At that, one woman stands up. Her name is Rabbi Sally Priesand. We go crazy, standing and cheering for her, because she is the trailblazer for the rest of us, ordained on June 3, 1972. Since that day, the Reform Movement in the United States has ordained over 700 women as rabbis. We serve as congregational rabbis, as military chaplains, as academics, and as counselors. There are major scholars among our ranks, and teachers like myself. Two of us have served as presidents of the CCAR, and many women rabbis are on faculty at rabbinical schools worldwide.

For many years, we thought Rabbi Priesand was the first woman ordained as a rabbi. Only after the fall of the Berlin Wall did the world learn of Rabbi Regina Jonas, a German woman who was ordained in Berlin in 1935 by Rabbi Max Dienemann (1875–1939) director of the Conference of Liberal Rabbis. Rabbi Jonas served the Jews of Berlin and elsewhere faithfully until 1942, when she was sent to the concentration camp at Theresienstadt. There she provided pastoral care, teaching, and services for the Jews in the camp, until she and her mother were transferred to Auschwitz on October 12, 1944. They were likely murdered that same day.
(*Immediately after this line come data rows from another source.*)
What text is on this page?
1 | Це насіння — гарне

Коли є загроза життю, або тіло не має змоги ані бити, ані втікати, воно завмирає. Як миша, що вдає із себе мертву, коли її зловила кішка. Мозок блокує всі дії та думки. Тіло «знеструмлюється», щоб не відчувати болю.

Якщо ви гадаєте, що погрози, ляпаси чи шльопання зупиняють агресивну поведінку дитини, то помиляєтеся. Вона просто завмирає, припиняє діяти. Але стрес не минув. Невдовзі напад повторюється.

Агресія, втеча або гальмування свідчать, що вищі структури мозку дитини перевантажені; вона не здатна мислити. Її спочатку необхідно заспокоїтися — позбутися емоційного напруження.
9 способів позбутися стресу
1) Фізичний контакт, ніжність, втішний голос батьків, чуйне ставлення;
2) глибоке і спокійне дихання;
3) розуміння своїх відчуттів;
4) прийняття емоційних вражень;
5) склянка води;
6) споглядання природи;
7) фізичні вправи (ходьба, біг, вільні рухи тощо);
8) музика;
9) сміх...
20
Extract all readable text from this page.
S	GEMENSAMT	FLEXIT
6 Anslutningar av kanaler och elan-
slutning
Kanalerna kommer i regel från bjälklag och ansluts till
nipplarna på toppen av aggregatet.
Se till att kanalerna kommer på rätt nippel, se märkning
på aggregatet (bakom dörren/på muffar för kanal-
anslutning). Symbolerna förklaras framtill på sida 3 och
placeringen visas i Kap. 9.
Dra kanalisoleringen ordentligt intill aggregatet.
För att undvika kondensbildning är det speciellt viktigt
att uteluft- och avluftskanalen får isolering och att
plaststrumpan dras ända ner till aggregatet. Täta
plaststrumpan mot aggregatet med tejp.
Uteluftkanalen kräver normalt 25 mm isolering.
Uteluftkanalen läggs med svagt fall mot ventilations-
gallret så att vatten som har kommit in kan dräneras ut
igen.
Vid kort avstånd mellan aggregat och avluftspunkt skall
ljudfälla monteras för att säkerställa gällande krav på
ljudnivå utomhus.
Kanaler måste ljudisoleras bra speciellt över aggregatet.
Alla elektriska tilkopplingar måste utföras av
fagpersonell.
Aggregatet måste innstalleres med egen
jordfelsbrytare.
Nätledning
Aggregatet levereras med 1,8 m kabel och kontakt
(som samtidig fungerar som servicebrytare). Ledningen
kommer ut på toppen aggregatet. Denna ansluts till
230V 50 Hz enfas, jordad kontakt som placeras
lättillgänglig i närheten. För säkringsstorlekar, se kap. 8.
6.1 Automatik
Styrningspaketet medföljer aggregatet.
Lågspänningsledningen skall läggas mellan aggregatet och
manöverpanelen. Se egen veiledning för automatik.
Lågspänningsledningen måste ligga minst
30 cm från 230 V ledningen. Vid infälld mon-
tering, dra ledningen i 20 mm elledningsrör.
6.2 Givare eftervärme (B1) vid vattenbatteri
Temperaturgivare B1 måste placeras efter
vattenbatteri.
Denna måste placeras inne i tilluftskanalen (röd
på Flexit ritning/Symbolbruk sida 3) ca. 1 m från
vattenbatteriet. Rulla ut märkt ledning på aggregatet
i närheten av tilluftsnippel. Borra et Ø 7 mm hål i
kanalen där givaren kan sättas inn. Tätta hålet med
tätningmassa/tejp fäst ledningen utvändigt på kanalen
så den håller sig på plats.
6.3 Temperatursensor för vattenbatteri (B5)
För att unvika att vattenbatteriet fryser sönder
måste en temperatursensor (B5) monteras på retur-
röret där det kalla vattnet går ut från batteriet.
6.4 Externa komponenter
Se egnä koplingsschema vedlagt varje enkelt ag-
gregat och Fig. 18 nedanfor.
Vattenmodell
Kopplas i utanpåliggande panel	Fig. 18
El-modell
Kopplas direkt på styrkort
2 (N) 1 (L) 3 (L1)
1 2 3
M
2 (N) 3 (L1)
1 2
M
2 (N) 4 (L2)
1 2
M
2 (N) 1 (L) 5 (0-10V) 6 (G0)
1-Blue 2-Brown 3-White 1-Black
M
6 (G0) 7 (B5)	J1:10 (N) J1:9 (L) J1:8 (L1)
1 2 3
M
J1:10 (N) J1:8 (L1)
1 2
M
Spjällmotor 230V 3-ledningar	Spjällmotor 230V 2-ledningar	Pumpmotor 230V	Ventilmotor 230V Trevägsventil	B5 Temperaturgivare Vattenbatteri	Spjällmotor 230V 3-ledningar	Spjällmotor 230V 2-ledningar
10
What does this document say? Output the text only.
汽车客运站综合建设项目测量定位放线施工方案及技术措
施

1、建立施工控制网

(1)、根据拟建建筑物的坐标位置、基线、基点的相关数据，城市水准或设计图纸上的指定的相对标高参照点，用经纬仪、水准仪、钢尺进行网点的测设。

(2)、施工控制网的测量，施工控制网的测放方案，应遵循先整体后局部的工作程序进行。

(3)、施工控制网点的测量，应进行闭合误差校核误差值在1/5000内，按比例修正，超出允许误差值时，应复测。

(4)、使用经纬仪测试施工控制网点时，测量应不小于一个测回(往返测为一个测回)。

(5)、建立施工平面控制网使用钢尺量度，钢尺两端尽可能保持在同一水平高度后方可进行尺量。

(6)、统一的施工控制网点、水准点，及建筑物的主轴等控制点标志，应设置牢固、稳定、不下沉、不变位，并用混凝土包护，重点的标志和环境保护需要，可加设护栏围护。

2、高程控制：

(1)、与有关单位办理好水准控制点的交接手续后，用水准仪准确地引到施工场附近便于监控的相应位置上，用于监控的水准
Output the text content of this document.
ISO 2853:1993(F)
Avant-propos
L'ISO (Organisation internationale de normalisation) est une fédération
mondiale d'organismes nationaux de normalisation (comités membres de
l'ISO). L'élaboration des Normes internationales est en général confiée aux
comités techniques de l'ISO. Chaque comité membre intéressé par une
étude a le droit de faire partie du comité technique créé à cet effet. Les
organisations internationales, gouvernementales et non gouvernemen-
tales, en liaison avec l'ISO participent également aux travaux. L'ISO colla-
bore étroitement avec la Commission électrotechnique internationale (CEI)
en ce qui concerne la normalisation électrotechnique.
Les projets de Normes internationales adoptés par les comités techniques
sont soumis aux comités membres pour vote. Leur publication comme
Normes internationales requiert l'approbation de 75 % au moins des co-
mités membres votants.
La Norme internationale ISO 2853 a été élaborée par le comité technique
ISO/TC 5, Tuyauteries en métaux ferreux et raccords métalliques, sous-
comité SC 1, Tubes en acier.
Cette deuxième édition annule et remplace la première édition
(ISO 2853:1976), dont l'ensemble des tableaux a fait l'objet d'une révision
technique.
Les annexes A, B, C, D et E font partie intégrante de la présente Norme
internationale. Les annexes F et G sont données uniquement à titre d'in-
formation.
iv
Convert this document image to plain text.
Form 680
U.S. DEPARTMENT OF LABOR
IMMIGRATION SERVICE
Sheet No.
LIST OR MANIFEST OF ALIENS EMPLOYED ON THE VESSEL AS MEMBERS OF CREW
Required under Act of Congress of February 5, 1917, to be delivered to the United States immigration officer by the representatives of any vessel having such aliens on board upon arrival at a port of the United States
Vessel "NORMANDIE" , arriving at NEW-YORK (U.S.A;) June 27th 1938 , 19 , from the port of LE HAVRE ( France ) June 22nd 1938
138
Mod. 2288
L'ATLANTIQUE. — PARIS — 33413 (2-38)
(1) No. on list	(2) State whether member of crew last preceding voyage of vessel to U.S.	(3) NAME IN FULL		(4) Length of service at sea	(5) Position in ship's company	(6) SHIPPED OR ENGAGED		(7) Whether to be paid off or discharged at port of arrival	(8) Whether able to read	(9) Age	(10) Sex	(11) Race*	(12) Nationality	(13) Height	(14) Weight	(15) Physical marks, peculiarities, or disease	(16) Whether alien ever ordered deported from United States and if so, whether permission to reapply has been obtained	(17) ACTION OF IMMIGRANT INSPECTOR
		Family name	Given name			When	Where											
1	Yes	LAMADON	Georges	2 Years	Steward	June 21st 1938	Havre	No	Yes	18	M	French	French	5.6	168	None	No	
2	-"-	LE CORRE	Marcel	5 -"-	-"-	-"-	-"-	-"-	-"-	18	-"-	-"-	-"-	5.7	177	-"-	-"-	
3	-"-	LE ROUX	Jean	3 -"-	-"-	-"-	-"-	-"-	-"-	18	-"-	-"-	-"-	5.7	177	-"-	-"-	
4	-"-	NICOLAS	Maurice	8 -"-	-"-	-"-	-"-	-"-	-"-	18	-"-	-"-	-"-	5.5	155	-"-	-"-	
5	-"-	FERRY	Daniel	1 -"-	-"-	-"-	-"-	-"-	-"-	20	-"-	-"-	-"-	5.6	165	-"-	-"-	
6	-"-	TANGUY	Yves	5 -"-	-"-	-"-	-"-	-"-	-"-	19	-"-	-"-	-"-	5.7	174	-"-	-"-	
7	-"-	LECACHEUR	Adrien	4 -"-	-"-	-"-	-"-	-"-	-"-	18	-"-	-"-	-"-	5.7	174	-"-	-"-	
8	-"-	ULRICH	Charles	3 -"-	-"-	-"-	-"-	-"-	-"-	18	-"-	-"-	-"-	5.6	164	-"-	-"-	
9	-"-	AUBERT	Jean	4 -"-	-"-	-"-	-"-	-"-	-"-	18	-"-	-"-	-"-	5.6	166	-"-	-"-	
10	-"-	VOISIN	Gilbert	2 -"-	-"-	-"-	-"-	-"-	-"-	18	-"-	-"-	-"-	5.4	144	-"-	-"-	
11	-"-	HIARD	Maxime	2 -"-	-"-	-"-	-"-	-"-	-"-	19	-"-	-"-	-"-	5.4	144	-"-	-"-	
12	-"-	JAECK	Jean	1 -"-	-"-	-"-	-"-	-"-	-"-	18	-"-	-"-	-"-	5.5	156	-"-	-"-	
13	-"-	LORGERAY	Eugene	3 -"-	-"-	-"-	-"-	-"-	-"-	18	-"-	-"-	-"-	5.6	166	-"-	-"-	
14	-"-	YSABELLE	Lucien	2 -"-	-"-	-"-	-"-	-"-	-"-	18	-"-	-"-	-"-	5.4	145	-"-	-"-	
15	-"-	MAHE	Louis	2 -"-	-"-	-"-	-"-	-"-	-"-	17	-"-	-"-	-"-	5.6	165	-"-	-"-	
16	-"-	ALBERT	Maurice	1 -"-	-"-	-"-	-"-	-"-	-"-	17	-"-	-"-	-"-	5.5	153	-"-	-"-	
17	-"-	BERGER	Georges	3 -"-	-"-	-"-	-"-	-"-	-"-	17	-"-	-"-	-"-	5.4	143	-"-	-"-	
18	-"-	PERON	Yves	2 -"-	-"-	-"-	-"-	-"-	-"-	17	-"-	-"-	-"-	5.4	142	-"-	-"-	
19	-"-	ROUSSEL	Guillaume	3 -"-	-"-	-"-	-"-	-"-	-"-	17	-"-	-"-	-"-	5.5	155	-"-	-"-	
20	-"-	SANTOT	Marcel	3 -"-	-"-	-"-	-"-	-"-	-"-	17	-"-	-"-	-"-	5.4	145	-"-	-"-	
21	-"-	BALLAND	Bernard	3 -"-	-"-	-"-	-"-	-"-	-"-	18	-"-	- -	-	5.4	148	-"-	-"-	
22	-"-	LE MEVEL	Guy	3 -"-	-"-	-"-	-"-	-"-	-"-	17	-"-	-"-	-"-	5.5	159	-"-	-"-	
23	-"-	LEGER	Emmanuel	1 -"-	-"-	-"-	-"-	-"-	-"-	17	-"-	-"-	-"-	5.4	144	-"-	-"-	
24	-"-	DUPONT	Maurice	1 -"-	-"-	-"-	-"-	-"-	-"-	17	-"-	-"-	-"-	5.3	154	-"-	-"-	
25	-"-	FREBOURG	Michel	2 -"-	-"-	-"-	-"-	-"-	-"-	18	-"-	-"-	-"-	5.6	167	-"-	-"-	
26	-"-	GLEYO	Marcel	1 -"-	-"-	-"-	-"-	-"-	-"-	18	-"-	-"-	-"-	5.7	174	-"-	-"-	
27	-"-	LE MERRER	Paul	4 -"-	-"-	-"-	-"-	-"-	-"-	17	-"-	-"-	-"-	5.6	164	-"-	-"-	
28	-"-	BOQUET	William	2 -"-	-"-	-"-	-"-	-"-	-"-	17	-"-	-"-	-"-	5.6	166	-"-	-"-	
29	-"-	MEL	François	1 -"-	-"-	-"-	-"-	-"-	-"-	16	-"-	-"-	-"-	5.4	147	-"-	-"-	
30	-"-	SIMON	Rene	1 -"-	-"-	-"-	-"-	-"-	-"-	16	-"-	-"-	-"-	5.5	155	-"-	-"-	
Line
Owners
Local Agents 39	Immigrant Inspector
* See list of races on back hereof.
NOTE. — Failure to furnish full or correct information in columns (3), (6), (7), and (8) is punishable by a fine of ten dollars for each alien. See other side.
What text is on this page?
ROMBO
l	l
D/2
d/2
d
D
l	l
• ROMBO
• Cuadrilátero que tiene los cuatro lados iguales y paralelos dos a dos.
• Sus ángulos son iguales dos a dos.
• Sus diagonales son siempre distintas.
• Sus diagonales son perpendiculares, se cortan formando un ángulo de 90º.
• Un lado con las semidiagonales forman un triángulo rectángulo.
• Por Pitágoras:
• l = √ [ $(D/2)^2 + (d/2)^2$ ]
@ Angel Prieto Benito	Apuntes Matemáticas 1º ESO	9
Although Rabbi Jonas worked alongside Rabbi Leo Baeck and the psychologist Viktor Frankl at Theresienstadt, neither of them ever mentioned her after the war. Were it not for the records in East Berlin, including her rabbinic thesis, we would never have known about her.

If you are interested in learning more about women in the rabbinate, there’s a wonderful new book out that explores the topic. It won a National Jewish Book Award this year: The Sacred Calling: Four Decades of Women in the Rabbinate. I recommend it highly.

There are now many women rabbis in America and around the world. For synagogue-going Reform, Reconstructionist, Conservative and Renewal Jews we are no longer a curiosity. Even in the Orthodox world, where change happens very slowly, there are now women with rabbinic educations, doing rabbinic work under various titles. When I looked around that room tonight, I felt honored to be a member of this group of women who have dedicated their lives to Torah and the care of the Jewish People. I felt honored to be part of history.